Pad Thai noodles may not be the oldest or most authentic dish in Thai cuisine, but they are certainly the most famous for visitors to Thailand. As everyone knows this popular dish, I decided to go in search of the best place serving Pad Thai in Bangkok.
Khao San Road is one of the best-known locations in the Thai capital. It is a popular starting point for the many thousands of backpackers who come to this city every year. The street, and the surrounding neighbourhood, is filled with hostels, markets, travel agencies, bars and – lest we forget – the many food stalls where you can buy a delicious meal for very little money.
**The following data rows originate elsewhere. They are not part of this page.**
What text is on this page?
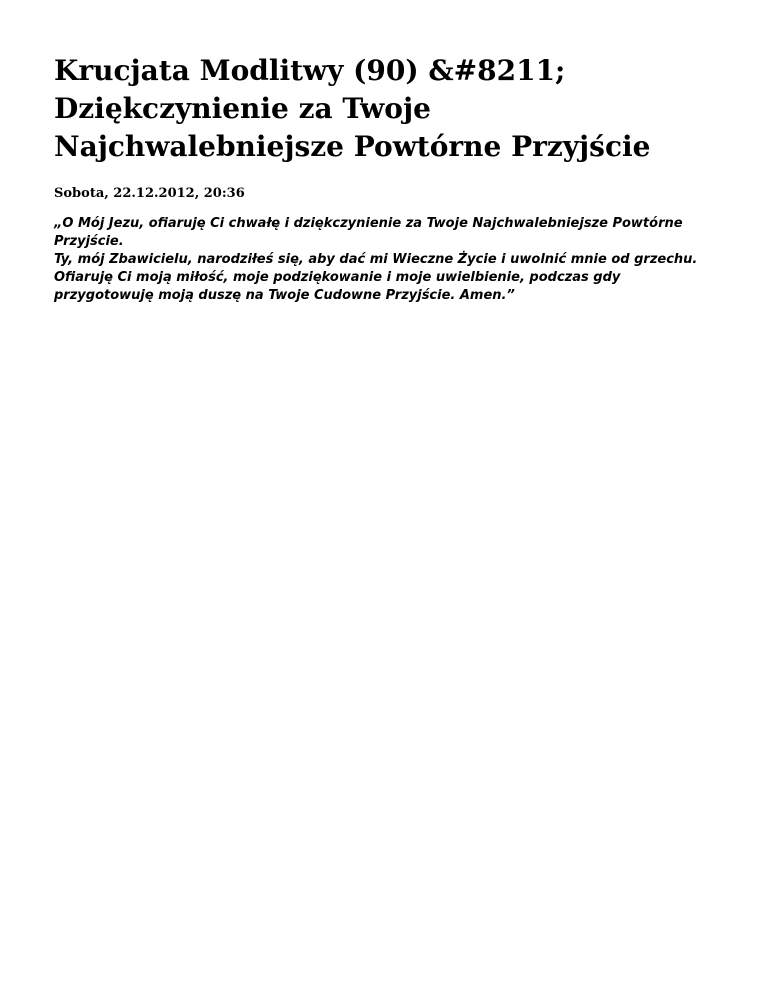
Krucjata Modlitwy (90) &#8211; Dziękczynienie za Twoje Najchwalebniejsze Powtórne Przyjście

Sobota, 22.12.2012, 20:36

„O Mój Jezu, ofiaruję Ci chwałę i dziękczynienie za Twoje Najchwalebniejsze Powtórne Przyjście.
Ty, mój Zbawicielu, narodziłeś się, aby dać mi Wieczne Życie i uwolnić mnie od grzechu.
Ofiaruję Ci moją miłość, moje podziękowanie i moje uwielbienie, podczas gdy przygotowuję moją duszę na Twoje Cudowne Przyjście. Amen.”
It is at these stalls where, in one big wok, the local artisans will create your Pad Thai noodle dish in just a few minutes.
Although there is a fair amount of authentic cooking throughout Thailand, the vendors in this particular district will often adapt the flavours to the tastes of the Western tongue. So, where should you go to find truly authentic Pad Thai noodles? Well, that happens to be very close to Khao San Road.
The original Pad Thai
Across from the Wat Rachanatda Temple, within walking distance of backpacker heaven, they have cooked nothing but Pad Thai noodles in this tiny place for the past seventy years. The Lung Pha Restaurant is the birthplace of one of Thailand’s favourite dishes. So, if you want to taste the original recipe, here is the place to go.
Is it purely by chance, but also very fitting, that the restaurant is on Mahachai Road. Mahachai is a fishing village just outside the city where you can find prawns fresh from the sea. If you have some time to spare in Bangkok, go to Wongwian Yai Station and take the local train to Mahachai for a day of culinary pleasure.
An hour’s wait
Lung Pha is owned by Uncle Pa. He inherited it from his parents and you can find him there every evening, not cooking but making sure that everything is running smoothly.
It’s open every day from five in the afternoon until midnight, and it’s always wildly busy. It’s not unusual to see people wait an hour to get their favourite dish. The clientele is largely local and I like that. Inside there’s hardly a place to sit. Most people eat at a table outside.
Pad Thai Street
Surrounding the place there are stalls offering a variety of snacks. So to kill some time, or to stave off your hunger, you can get a bite to eat, such as grilled pork on a skewer with satay sauce served with bits of red onion and slices of pickled cucumber.
It goes without saying that commerce has discovered the success of this location. Now countless restaurants to the left and right of Lung Pha have opened selling the same dishes. So, these days, this place is know as Pad Thai Street. But if you want the original, you have to go to Lung Pha.
Keep dishing it up
Pad Thai is the only thing you can order in this restaurant. Even so, you get one choice – with egg or without. The dish is prettier without the egg. Beautifully shining rice noodles with a few prawns and bits of tofu. If you choose to have an egg, they’ll scramble it right in the wok and, the moment it’s cooked, a scoopful of Pad Thai noodles goes on top, the packet is folded neatly, turned over and popped onto a plate.
The noodles are served with bean sprouts, part of a banana flower, spring onion, and lime. Once at the table you can adjust it further to your taste. The wobbly metal folding tables have containers with sugar, vinegar, chopped peanuts, and dried chilli peppers.
The ladies at the woks just keep on dishing it up. Even though the place looks pretty old, turnover is constant and the ingredients are just as fresh as can be, so any spoilage is impossible. Let the delectation begin! As the Thai say, Arroy mak mak – Delicious!